Governor Steve Bullock today announced that Montana’s fire fund will be nearly doubled to $66.5 million, up from $36 million, heading into the wildfire season.
“Montanans can rest assured that due to strong fiscal management by the state our budget is well positioned heading into the wildfire season,” said Governor Bullock. “Not only will we protect firefighters and our communities when fire strikes, we will also protect taxpayer dollars and continue to invest in the priorities Montanans expect with a robust and balanced budget.”
With prudent management through a fiscally challenging biennium, state agencies under Governor Bullock finished the fiscal year under budget. This allows for a $30 million transfer into the fire suppression fund, almost doubling the amount of money available this biennium to battle wildfires. The general fund reversion transfer will take place in August, in accordance with 76-13-150, MCA.
In 2013, Governor Bullock proposed and passed House Bill 354 to change the way wildfires are paid for by the state, which seeks to dedicate dollars to the fire suppression fund in advance of wildfire season. This legislation included that reversions by state agencies in excess of 0.5% of total general fund be transferred to the fire fund.
The total unassigned general fund balance starting fiscal year 2020 is more than $358 million. This will allow additional funds to flow into the Budget Stabilization Reserve Fund, created in the 2017 legislative session. The balance in this fund is also expected to almost double to approximately $100 million allowing for greater stability of state reserves in case of a fiscal downturn.

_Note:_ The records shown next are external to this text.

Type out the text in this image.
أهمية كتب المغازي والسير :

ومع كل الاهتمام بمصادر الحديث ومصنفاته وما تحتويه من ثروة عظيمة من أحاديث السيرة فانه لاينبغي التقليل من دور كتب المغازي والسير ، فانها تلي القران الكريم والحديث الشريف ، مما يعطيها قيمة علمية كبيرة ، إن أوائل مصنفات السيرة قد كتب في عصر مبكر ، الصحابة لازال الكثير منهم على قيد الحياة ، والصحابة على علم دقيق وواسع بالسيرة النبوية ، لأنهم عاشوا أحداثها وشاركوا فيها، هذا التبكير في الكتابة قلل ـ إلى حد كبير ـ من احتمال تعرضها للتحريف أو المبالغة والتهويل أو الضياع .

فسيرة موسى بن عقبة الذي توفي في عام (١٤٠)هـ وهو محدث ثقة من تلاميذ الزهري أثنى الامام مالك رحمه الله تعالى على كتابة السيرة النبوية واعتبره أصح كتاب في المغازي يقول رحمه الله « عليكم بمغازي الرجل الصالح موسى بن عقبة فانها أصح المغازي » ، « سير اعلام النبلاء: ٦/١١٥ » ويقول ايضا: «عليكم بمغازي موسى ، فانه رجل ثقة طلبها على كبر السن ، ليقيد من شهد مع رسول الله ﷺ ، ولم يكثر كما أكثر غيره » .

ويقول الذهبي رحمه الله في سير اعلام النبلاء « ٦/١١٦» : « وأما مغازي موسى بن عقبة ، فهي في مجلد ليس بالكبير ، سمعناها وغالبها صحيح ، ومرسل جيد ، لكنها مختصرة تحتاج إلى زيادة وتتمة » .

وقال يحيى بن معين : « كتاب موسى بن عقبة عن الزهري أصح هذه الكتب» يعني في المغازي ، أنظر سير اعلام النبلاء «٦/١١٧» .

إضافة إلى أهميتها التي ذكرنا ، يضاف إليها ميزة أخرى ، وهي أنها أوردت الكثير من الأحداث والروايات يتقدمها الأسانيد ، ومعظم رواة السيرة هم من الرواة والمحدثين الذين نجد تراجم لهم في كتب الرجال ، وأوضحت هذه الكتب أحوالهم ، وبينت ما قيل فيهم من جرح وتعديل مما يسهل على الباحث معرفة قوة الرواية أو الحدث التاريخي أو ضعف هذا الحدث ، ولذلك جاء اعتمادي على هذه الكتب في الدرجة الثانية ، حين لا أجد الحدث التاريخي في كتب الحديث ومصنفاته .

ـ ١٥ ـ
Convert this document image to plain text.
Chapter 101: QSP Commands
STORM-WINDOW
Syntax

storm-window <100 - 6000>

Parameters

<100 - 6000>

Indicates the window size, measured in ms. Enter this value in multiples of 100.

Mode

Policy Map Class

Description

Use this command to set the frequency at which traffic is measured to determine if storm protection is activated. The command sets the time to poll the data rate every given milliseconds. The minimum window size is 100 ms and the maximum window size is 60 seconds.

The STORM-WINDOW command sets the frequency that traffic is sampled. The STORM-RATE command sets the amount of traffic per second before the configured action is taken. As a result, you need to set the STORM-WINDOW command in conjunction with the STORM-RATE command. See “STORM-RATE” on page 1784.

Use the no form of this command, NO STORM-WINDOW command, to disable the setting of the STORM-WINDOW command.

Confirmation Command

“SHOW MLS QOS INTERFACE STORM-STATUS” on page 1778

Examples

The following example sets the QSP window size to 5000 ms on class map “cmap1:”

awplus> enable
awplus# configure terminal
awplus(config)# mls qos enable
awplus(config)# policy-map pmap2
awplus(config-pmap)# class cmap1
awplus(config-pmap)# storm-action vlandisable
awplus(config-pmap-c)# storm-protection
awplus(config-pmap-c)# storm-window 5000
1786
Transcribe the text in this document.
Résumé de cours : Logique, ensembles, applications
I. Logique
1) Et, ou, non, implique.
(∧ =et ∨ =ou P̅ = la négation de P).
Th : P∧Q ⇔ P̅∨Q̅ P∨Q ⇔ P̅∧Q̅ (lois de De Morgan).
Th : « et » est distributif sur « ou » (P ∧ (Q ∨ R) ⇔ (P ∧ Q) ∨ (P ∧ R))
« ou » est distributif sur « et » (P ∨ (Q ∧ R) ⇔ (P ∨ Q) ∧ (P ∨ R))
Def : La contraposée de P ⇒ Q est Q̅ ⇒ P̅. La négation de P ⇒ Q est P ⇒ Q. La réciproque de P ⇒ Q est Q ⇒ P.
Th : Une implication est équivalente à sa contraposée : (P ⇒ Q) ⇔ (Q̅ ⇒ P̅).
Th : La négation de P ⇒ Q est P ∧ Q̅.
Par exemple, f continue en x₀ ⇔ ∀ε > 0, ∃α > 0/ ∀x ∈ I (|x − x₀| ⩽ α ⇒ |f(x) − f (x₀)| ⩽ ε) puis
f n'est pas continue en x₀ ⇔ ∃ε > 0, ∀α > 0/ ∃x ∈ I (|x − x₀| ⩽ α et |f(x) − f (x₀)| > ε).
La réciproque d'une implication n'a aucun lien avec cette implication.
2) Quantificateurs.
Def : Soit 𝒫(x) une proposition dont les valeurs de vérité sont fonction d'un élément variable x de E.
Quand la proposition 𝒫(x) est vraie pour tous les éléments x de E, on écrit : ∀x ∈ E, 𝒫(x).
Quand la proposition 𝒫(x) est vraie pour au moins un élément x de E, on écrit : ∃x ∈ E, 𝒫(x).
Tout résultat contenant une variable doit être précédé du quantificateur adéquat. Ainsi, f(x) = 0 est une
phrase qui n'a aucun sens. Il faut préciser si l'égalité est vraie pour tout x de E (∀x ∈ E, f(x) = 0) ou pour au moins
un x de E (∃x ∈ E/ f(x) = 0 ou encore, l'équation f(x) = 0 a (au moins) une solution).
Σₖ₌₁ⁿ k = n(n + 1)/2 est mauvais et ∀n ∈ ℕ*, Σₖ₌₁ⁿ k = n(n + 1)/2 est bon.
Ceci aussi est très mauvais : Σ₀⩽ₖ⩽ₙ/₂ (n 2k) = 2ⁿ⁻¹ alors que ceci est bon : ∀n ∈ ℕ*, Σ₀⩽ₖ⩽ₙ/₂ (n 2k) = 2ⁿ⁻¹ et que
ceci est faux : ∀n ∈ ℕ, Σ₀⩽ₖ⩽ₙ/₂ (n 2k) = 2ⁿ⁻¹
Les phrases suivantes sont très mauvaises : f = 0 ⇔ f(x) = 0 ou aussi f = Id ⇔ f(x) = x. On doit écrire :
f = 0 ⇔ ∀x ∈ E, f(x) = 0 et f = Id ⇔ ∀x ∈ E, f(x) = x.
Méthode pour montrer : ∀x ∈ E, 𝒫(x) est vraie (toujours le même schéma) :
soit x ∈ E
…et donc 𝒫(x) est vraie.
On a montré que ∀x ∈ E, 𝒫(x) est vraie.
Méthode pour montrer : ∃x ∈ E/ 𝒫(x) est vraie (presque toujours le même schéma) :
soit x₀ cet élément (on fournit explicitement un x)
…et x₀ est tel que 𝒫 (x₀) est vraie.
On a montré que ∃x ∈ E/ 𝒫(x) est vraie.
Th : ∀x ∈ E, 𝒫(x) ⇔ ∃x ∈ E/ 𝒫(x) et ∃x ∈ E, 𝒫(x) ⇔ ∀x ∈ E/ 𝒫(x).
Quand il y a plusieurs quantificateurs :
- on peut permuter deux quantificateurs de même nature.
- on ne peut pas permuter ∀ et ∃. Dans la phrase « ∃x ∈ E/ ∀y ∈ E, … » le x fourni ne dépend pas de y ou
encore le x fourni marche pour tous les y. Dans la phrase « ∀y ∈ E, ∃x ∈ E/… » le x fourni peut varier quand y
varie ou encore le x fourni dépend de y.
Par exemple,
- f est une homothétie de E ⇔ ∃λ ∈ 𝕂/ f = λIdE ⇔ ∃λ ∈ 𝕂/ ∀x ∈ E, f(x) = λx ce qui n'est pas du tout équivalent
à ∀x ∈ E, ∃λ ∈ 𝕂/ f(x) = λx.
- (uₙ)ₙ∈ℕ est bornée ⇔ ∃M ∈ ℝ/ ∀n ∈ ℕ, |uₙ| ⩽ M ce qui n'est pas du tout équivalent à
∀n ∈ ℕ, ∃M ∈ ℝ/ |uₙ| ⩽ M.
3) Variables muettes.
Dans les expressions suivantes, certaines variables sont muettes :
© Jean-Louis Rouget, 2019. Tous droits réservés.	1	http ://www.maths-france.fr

Heading into the 2019 legislative session, Governor Bullock proposed in his budget state reserves of $300 million. In the 2019 legislative session, Governor Bullock passed $15 million in general fund revenue enhancers and vetoed unnecessary spending that would have cost the state general fund more than $85 million over the next four years to help ensure that the state’s budget stays on track through the next two years and beyond.